Dans le monde tel que le dépeint John Hillcoat dans son film, l’Humanité, cette flamme vacillante de l’espoir et du sentiment a cessé d’être. La Terre se meurt, entraînant avec elle, la morale et la civilisation humaine. Le monde devient une vaste étendue anonyme, submergée par la bestialité et la perversion. L’instinct de survie fait force et règne en maître absolu. Au milieu de ce sombre tableau, un père et son fils tentent de survivre, en explorant ce paysage de désolation en quête de nourritures. Ce qui les fait se mouvoir dans leur périnégration, c’est avant tout la recherche d’une communauté. Ce lien de solidarité, cette chaleur humaine qui leur fait tant défaut et ce manque les enfonce un peu plus dans l’isolement. Tout au long de leur parcours dans une nature désolée, ils ne rencontrent que des morts, soit physiques, victimes du cannibalisme ou bien morales, les bourreaux des victimes. Le père et le fils deviennent alors les dernières lueurs d’espoirs flottantes dans l’obscurité des ténèbres, qui eux sont malheureusement devenus bien réels.
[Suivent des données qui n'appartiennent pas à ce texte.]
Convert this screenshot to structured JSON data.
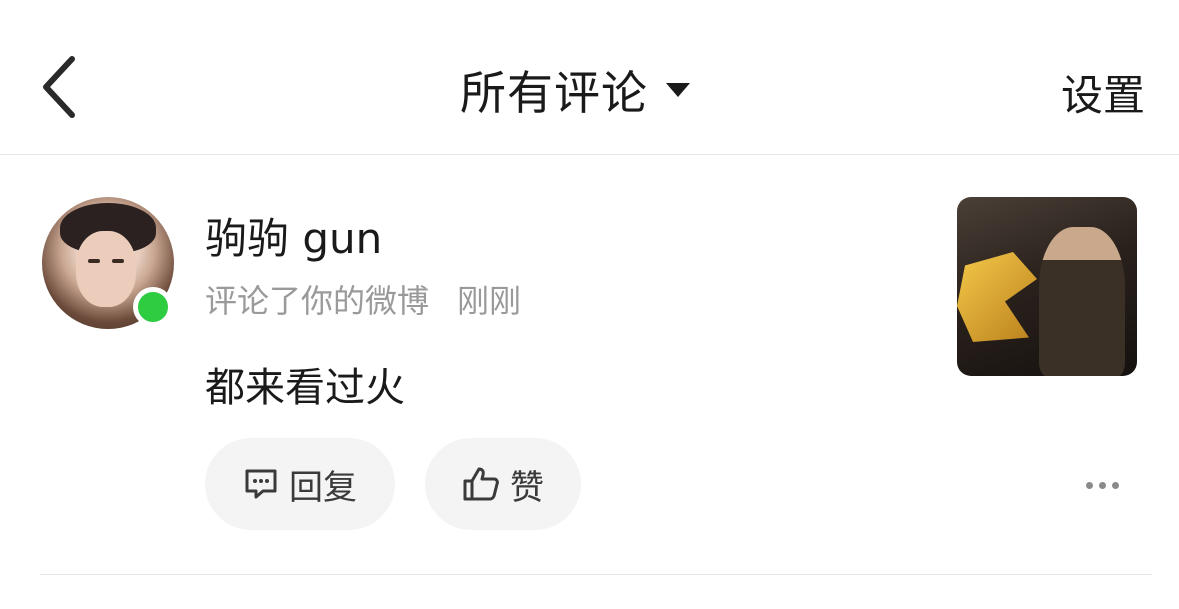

Viggo Mortensen est un personnage désespéré par la mort volontaire de sa femme Charlize Theron, ne tenant à la vie que grâce à l’amour paternel qu’il entretient pour son fils.
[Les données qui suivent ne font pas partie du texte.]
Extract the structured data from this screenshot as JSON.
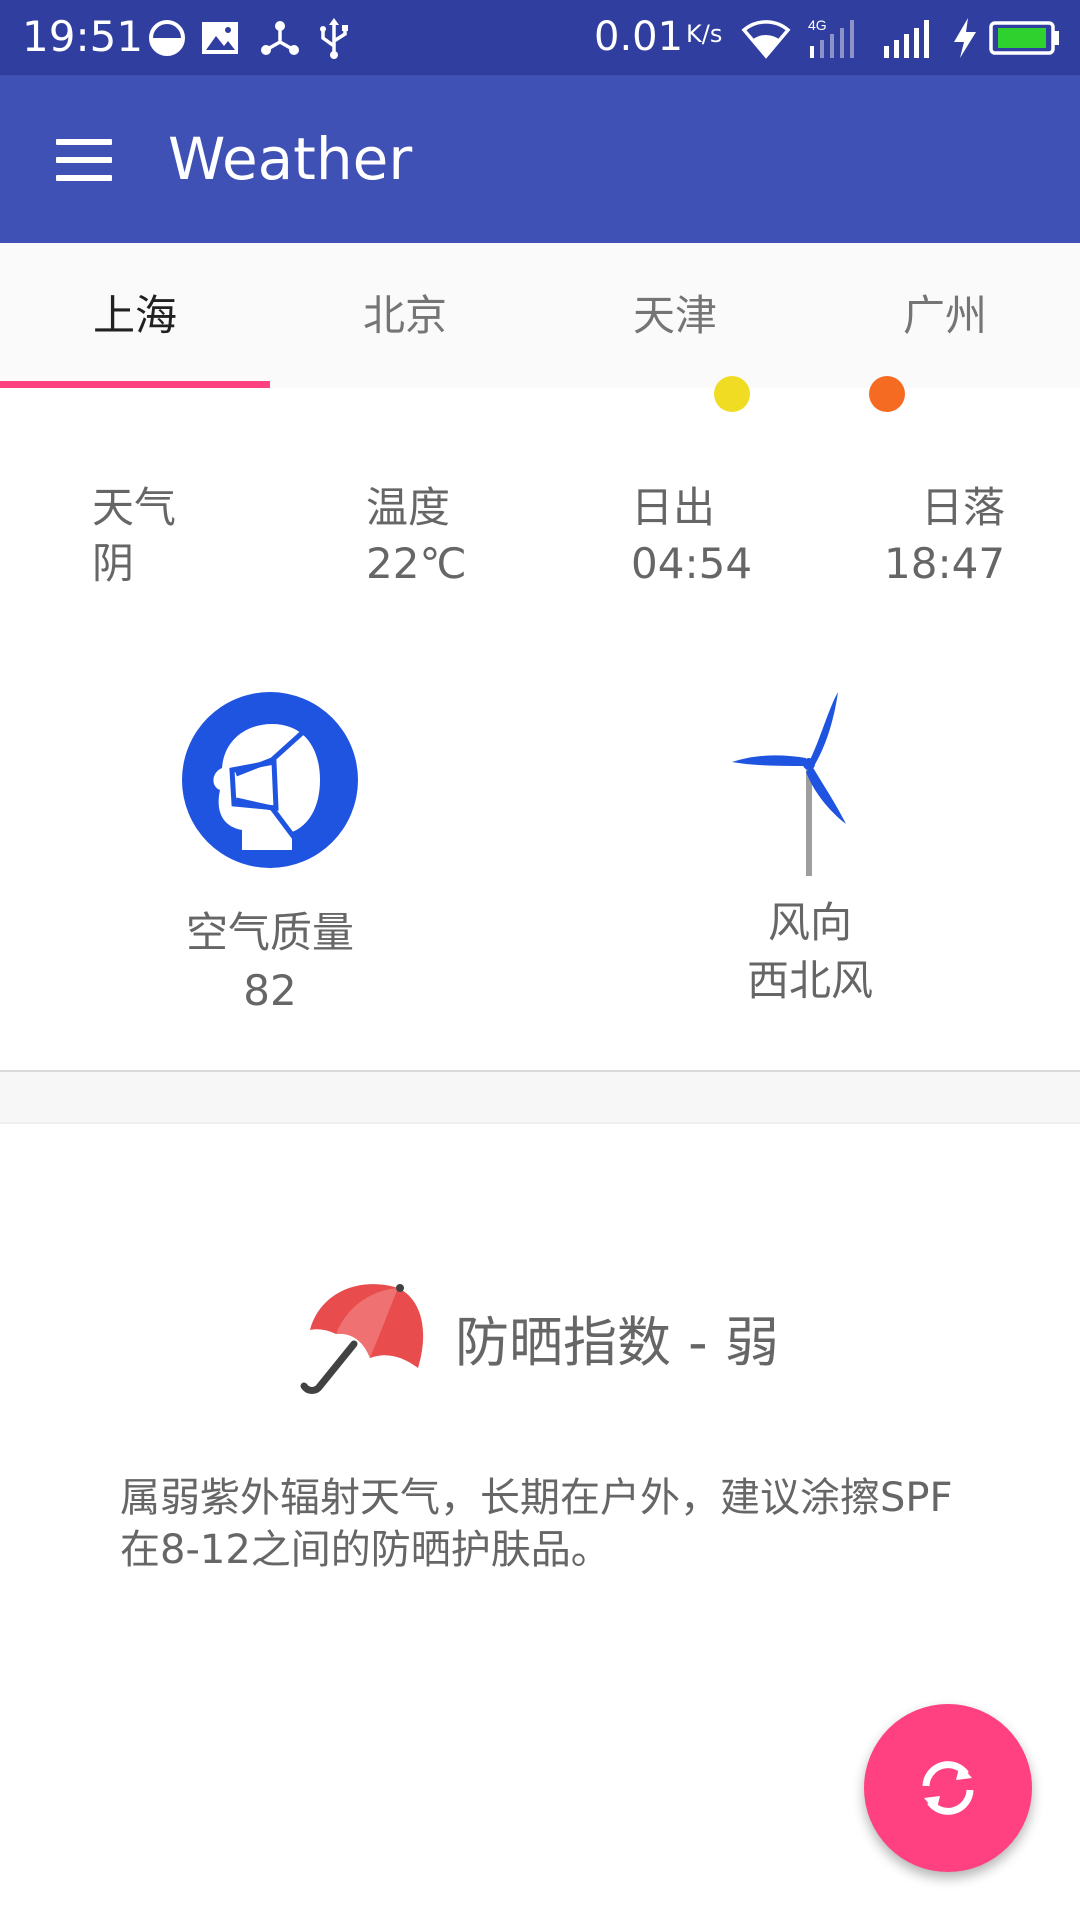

Son fils, Kodi Smit-McPhee suit son père vers un meilleur horizon par défaut car au fond sa mère lui manque tellement qu’il aimerait se laisser aller au désespoir mortifère. Mais c’est son imagination et la capacité de l’enfance à rêver qui le maintient en vie. Une simple étendue bleue désignant un océan sur la carte routière de son père, lui permet de fomenter des rêves intérieurs de vie meilleure. Cette couleur bleue, l’espoir d’une solution à tout ce marasme est le mirage qui permet à son fils d’accepter inconsciemment, ce que son père veut lui faire entendre. Le paysage désolé campé par le réalisateur est un prétexte au dénuement, pour magnifier la relation complexe d’un père et de son fils, orphelins tous les deux d’une femme aimée qui a préféré se suicider plutôt que d’essayer de survivre. Le souvenir de cette femme suit les protagonistes tout au long de l’histoire, par des flashs-back incessants et sert entre autre de réveil-matin à son mari… L’image de la femme aimée qui aura rendu les armes pour ne plus souffrir devient le reflet d’un miroir sociétal devant notre refus à imaginer et surtout accepter de vivre le pire. Dans une pareille situation probable ou non, la majorité de la population préférera mourir plutôt que de survivre.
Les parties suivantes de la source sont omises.